There is something inherently wrong with both positions. Both the Left and Right are more concerned with achieving the policy outcome--and the election results--they prefer than with ensuring that federal campaign law comports with the requirements of the Constitution. In fact, the Court, bound by bad precedent, managed to issue a constitutionally correct decision that results in bad law; the dissenters, on the other hand, mistaking their judicial robes for certificates of election, would have preferred making better law even if it was unconstitutional. It is an unnecessary choice. There is, in fact, a way to come up with the better policy and yet stay within the bounds of constitutional permissibility.

First, four side observations, only because some of the reasoning that seeped down from the Bench set my teeth on edge.

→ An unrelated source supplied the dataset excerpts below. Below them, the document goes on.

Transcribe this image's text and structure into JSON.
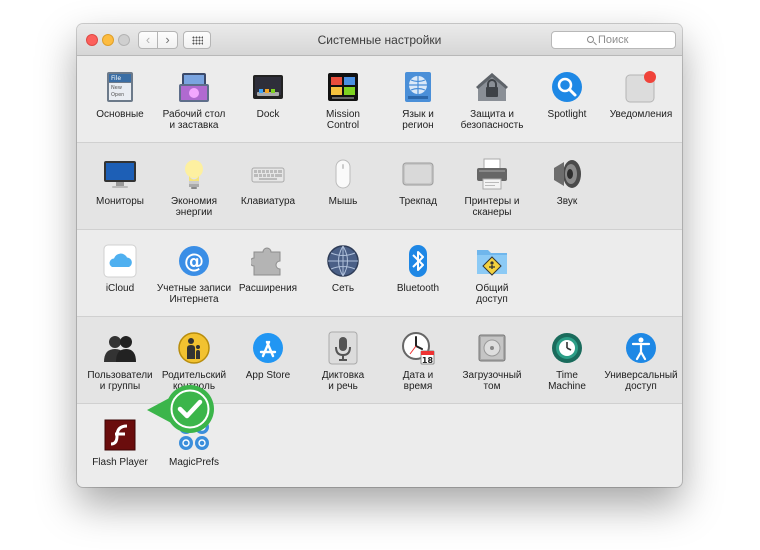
{
  "window": {
    "title": "Системные настройки",
    "search_placeholder": "Поиск",
    "back_glyph": "‹",
    "forward_glyph": "›"
  },
  "rows": [
    [
      {
        "label": "Основные",
        "icon": "general-icon"
      },
      {
        "label": "Рабочий стол\nи заставка",
        "icon": "desktop-screensaver-icon"
      },
      {
        "label": "Dock",
        "icon": "dock-icon"
      },
      {
        "label": "Mission\nControl",
        "icon": "mission-control-icon"
      },
      {
        "label": "Язык и\nрегион",
        "icon": "language-region-icon"
      },
      {
        "label": "Защита и\nбезопасность",
        "icon": "security-icon"
      },
      {
        "label": "Spotlight",
        "icon": "spotlight-icon"
      },
      {
        "label": "Уведомления",
        "icon": "notifications-icon"
      }
    ],
    [
      {
        "label": "Мониторы",
        "icon": "displays-icon"
      },
      {
        "label": "Экономия\nэнергии",
        "icon": "energy-saver-icon"
      },
      {
        "label": "Клавиатура",
        "icon": "keyboard-icon"
      },
      {
        "label": "Мышь",
        "icon": "mouse-icon"
      },
      {
        "label": "Трекпад",
        "icon": "trackpad-icon"
      },
      {
        "label": "Принтеры и\nсканеры",
        "icon": "printers-icon"
      },
      {
        "label": "Звук",
        "icon": "sound-icon"
      }
    ],
    [
      {
        "label": "iCloud",
        "icon": "icloud-icon"
      },
      {
        "label": "Учетные записи\nИнтернета",
        "icon": "internet-accounts-icon"
      },
      {
        "label": "Расширения",
        "icon": "extensions-icon"
      },
      {
        "label": "Сеть",
        "icon": "network-icon"
      },
      {
        "label": "Bluetooth",
        "icon": "bluetooth-icon"
      },
      {
        "label": "Общий\nдоступ",
        "icon": "sharing-icon"
      }
    ],
    [
      {
        "label": "Пользователи\nи группы",
        "icon": "users-groups-icon"
      },
      {
        "label": "Родительский\nконтроль",
        "icon": "parental-controls-icon"
      },
      {
        "label": "App Store",
        "icon": "app-store-icon"
      },
      {
        "label": "Диктовка\nи речь",
        "icon": "dictation-icon"
      },
      {
        "label": "Дата и\nвремя",
        "icon": "date-time-icon"
      },
      {
        "label": "Загрузочный\nтом",
        "icon": "startup-disk-icon"
      },
      {
        "label": "Time\nMachine",
        "icon": "time-machine-icon"
      },
      {
        "label": "Универсальный\nдоступ",
        "icon": "accessibility-icon"
      }
    ],
    [
      {
        "label": "Flash Player",
        "icon": "flash-player-icon"
      },
      {
        "label": "MagicPrefs",
        "icon": "magicprefs-icon"
      }
    ]
  ],
  "icon_glyphs": {
    "general_file_text": "File\nNew\nOpen",
    "date_calendar_day": "18"
  },
  "highlight": {
    "icon": "checkmark-icon",
    "color": "#3bb54a"
  }
}
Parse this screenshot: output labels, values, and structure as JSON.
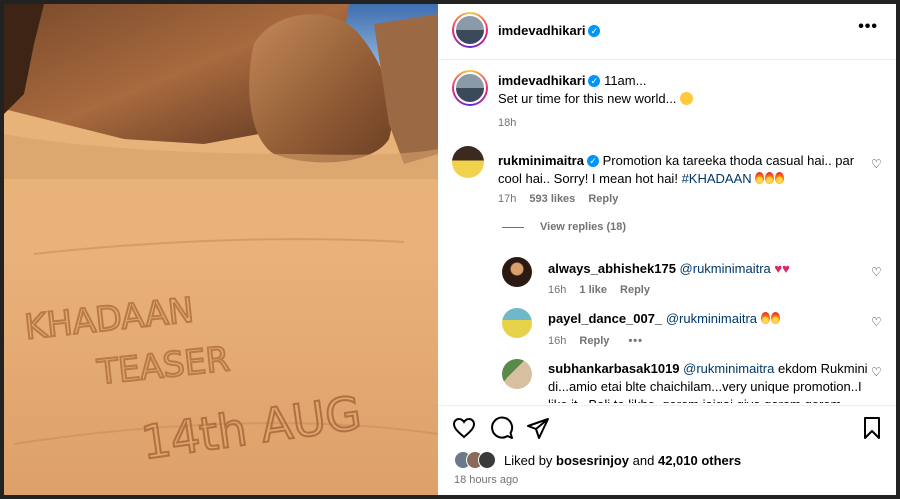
{
  "header": {
    "username": "imdevadhikari",
    "more_icon": "more-horizontal-icon"
  },
  "caption": {
    "username": "imdevadhikari",
    "time_line": "11am...",
    "body": "Set ur time for this new world...",
    "emoji": "slightly-smiling-face",
    "age": "18h"
  },
  "photo": {
    "sand_text": [
      "KHADAAN",
      "TEASER",
      "14th AUG"
    ]
  },
  "comments": [
    {
      "username": "rukminimaitra",
      "verified": true,
      "text": "Promotion ka tareeka thoda casual hai.. par cool hai.. Sorry! I mean hot hai!",
      "hashtag": "#KHADAAN",
      "emoji_count": 3,
      "age": "17h",
      "likes": "593 likes",
      "reply": "Reply",
      "view_replies": "View replies (18)"
    }
  ],
  "replies": [
    {
      "username": "always_abhishek175",
      "mention": "@rukminimaitra",
      "age": "16h",
      "likes": "1 like",
      "reply": "Reply"
    },
    {
      "username": "payel_dance_007_",
      "mention": "@rukminimaitra",
      "age": "16h",
      "reply": "Reply",
      "more": "•••"
    },
    {
      "username": "subhankarbasak1019",
      "mention": "@rukminimaitra",
      "text": " ekdom Rukmini di...amio etai blte chaichilam...very unique promotion..I like it.. Bali te likhe. gorom jaigai giye gorom gorom"
    }
  ],
  "footer": {
    "liked_by_prefix": "Liked by",
    "liked_by_user": "bosesrinjoy",
    "and": "and",
    "others": "42,010 others",
    "timestamp": "18 hours ago"
  },
  "colors": {
    "link": "#00376b",
    "meta": "#737373",
    "verified": "#0095f6"
  }
}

1. Justice Roberts and the majority simply failed to acknowledge the consequences of the "perception" problem and its deleterious effect on the political system. Rightly or wrongly, many Americans believe the current system of financing elections and issue advocacy to have a corrupting effect. Cynicism leads to non-participation and non-participation undermines democracy.

2. Justice Stevens, on the other hand, writing in dissent, failed to sufficiently consider the existence, and binding effect, of a written Constitution. His concerns as to the political effect of the Majority's ruling may be justified but his proposed outcome lacked the sanction of constitutionality. Stevens did give welcome lip service to the congressional authority to write the laws it deems necessary and appropriate but failed to fully appreciate that the powers of Congress are not absolute but constitutionally constrained.

3. As to the question of corruption (a principal concern of the dissent), Justice Stevens has apparently accepted the cynical view of the lawmaking process that has been put forth by a number of political scientists and journalists; that is, that lawmakers are driven primarily by the desire to win re-election and that as a consequence they are easily seduced by the prospect of financial support for their campaigns. It is a view that is widely held and easily disproved. While a fear of defeat may cause some officeholders to sometimes withdraw from pursuing their true beliefs, especially on issues that mean little to them, the surest means of predicting how a legislator will vote is understanding the preferences of that legislator's constituents and knowing his or her basic philosophic approach to governance; coasting or under fire, conservatives stay conservative and liberals stay liberal. It is understandable why rank-and-file observers, cynical by nature and anti-government by long tradition, might buy the argument that all lawmakers are for sale but it is surprising that the well-educated would fall for such a superficial interpretation of why votes often turn out differently than one might wish.

4. Further as to the rationale of the dissenters, "potential for corruption" is not the same as "corruption." Outlawing anything with a potential for corruption would be impossible; even individuals who prefer a certain policy outcome can threaten or bribe. If laws punishing actual corruption require strengthening, they should be strengthened, but to prohibit an action on the grounds that corruption could potentially result is a particularly specious form of reasoning that could lead into strange dark alleys of legal nonsense.

So back to the decision in Citizens United. What is the problem that leads to a constitutionally correct decision endorsing a poor policy outcome?

The Majority is right in arguing that the laws may not constitutionally discriminate between citizens as to their right to address questions of public policy or try to affect the outcome of elections. In order to promote commerce and innovation, the law has established a legal fiction--the "corporation"--to minimize consequences for bad decisionmaking in the business and the industrial domain. In the 1880s, the Supreme Court ruled that constitutional protections extended to corporations. Thus, for legal purposes, corporations were, essentially, "persons." But of course they are not. Corporations are not people. Labor unions are not people. Associations, organizations, civic clubs, and political parties are all alike in this regard: none of them are actually people. By sustaining the fiction that they are, the Court has found itself with no constitutionally acceptable option other than holding that the laws may not favor some people and not others. In essence, the Court has been hoist by its own petard.

So what is the solution? Since the Courts habitually limit their decisions to the matter directly before them, it was not likely that they would go beyond the scope of the case, Citizens United, to reconsider the role of artificial people in the political process. If Congress were to legislate, however, that for the narrow purposes of political participation, only actual living human beings--real people--would be eligible, which in my view would be the proper course for a democracy ("demos" = "populace"). It is possible that the Court would then be forced to consider more narrowly and specifically whether it would be permissible to let real people, and only real people, decide the laws under which they would live.